Mais d'autres exigences ne sont pas explicitement chiffrées :
  • il faut en outre faire l'acquisition d'un ou deux périodiques hebdomadaires que l'on opposera à Panorama, l'Espresso, l'Europeo... (Gelli ignorait que Berlusconi aurait fait mieux encore en corrompant des juges pour faire main basse sur le tout, ce qui lui a valu une amende de 560 millions €, récemment infligée à lui et son groupe par la Cour d'appel de Milan)
  • Un autre élément clé était la constitution immédiate d'une agence de coordination de la presse locale (au moyen d'acquisitions étalées dans le temps) et d'un réseau TV via câble pour pouvoir contrôler l'opinion publique des italiens lambda (Altro punto chiave è l’immediata costituzione di una agenzia per il coordinamento della stampa locale - da acquisire con operazioni successive nel tempo - e della TV via cavo da impiantare a catena in modo da controllare la pubblica opinione media nel vivo del Paese).
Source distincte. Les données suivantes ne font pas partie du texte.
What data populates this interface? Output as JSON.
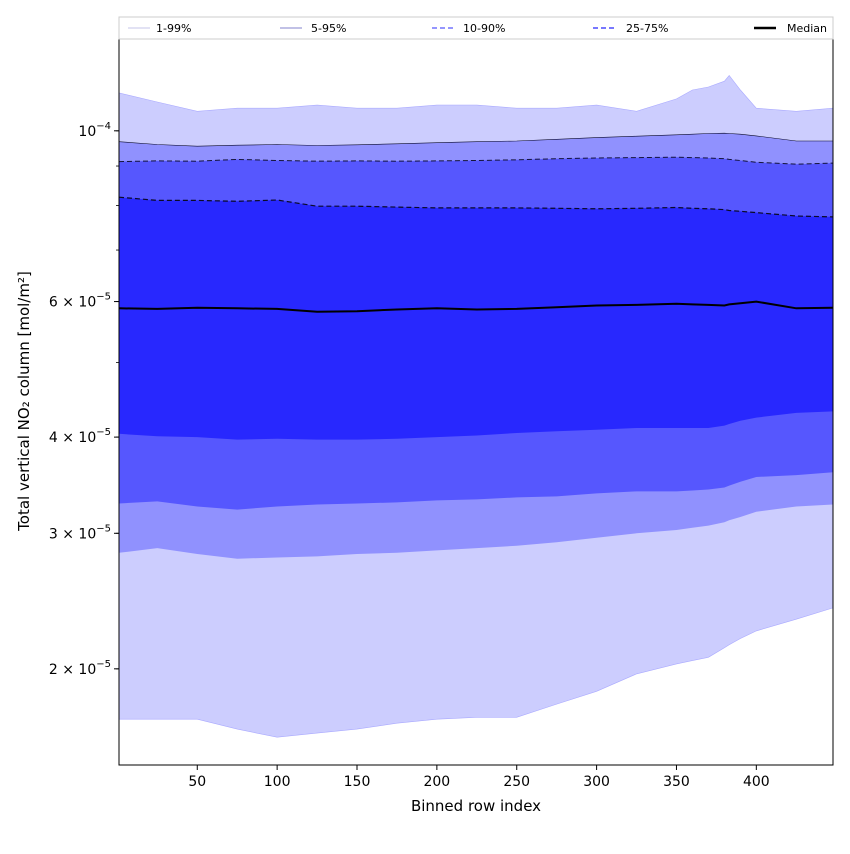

Vous avez sous les yeux le parcours de Berlusconi. Et son programme politique, écrit par Gelli (ou plutôt par de petites mains de la CIA) vers la moitié des années 70. Pour autant, ses intempérances ont fini par mettre en danger le système, puisqu'il a désormais perdu toute crédibilité, tant nationale qu'internationale. Et la crédibilité est la condition numéro 1 pour faire vivre le système :
toute opération politique réussira pour peu que les hommes qui la mettent en oeuvre soient animés d'une foi solide et emportent la crédibilité (ogni operazione politica è destinata al successo se gli uomini che se ne assumono l’onere sono animati da buona fede ed ottengono credibilità)...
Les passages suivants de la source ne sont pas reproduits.